Suppose I’m tasked with analyzing failure times for hard drives in a datacenter. I track 100 hard drives over a 2 year period, and if a hard drive fails, I record when. If the hard drive has not failed by the 2 year mark, I don’t when when it will fail, just that its failure time is more than 2 years. We say the failure times for the hard drives remaining at the 2 year mark are censored.

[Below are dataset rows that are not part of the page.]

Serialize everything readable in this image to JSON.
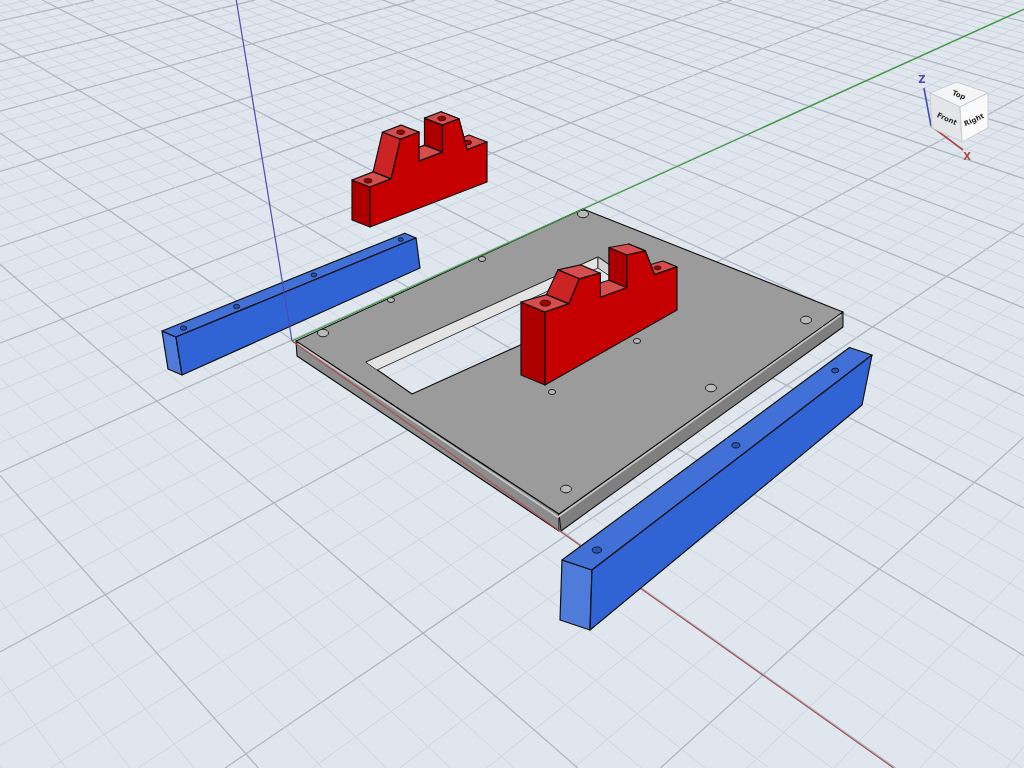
{
  "viewport": {
    "axes": [
      {
        "kind": "z",
        "color": "#4b4bb4"
      },
      {
        "kind": "y",
        "color": "#3f9a3f"
      },
      {
        "kind": "x",
        "color": "#a85050"
      }
    ]
  },
  "parts": [
    {
      "kind": "bracket",
      "color": "#c40000"
    },
    {
      "kind": "rail",
      "color": "#3064d4"
    },
    {
      "kind": "plate",
      "color": "#9b9b9b"
    },
    {
      "kind": "bracket",
      "color": "#c40000"
    },
    {
      "kind": "rail",
      "color": "#3064d4"
    }
  ],
  "view_cube": {
    "faces": [
      {
        "kind": "top",
        "label": "Top"
      },
      {
        "kind": "front",
        "label": "Front"
      },
      {
        "kind": "right",
        "label": "Right"
      }
    ],
    "triad": [
      {
        "kind": "z",
        "label": "Z",
        "color": "#4b4bb4"
      },
      {
        "kind": "x",
        "label": "X",
        "color": "#b04848"
      }
    ]
  }
}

I decide to fit an exponential model to the failure times, and I fit the parameter with maximum likelihood estimation. The exponential distribution with rate parameter \(\beta\) has density \(f(x \vert \beta) = \beta e^{-\beta x}\). To keep things simple, suppose I observe failures for the first 75 hard drives (with failure times \(x_1,\ldots, x_{75}\) in years), and the last 25 hard drives have censored failure times. The likelihood is
\[\begin{aligned} f(x\vert \beta) &= \left( \prod_{i=1}^{75} f(x_i \vert \beta) \right) \textbf{P}(X \geq 2 \vert \beta)^{25} \\ &= \left(\prod_{i=1}^{75} \beta e^{-\beta x_i} \right) \left( e^{-2 \beta} \right)^{25}. \end{aligned}\]The negative log likelihood is
\[l(x\vert \beta) = \left(\sum_{i=1}^{75} x_i + 25 \times 2 \right) \beta - 75 \log (\beta),\]which means the MLE is
\[\hat{\beta} = \frac{75}{\sum_{i=1}^{75} x_i + 25 \times 2}.\]I want to compare this to the estimates I get if I improperly handle the censored data in each of the following ways:
If I discard the censored observations, the negative log likelihood and MLE are:
\[\begin{aligned} l(x \vert \beta) &= \left(\sum_{i=1}^{75} x_i \right) \beta - 75 \log (\beta) \\ \hat{\beta} &= \frac{75}{\sum_{i=1}^{75} x_i}. \end{aligned}\]In this case, I over-estimate the exponential rate \(\beta\) (i.e., under-estimate the mean \(\frac{1}{\beta}\)). I also under-estimate the mean if I replace the censored observations with 2 years:
\[\begin{aligned} l(x \vert \beta) &= \left(\sum_{i=1}^{75} x_i + 25 \times 2 \right) \beta - 100 \log (\beta) \\ \hat{\beta} &= \frac{100}{\sum_{i=1}^{75} x_i+ 25 \times 2}. \end{aligned}\]We can deal with other kinds of censoring in MLE calculations, too. Suppose we don’t know what \(x_i\) is, but we just know that it lies between 3 and 4. We would then use \(\textbf{P}( 3 \leq X \leq 4 \vert \beta)\) instead of \(f(x_i \vert \beta)\) in the likelihood product.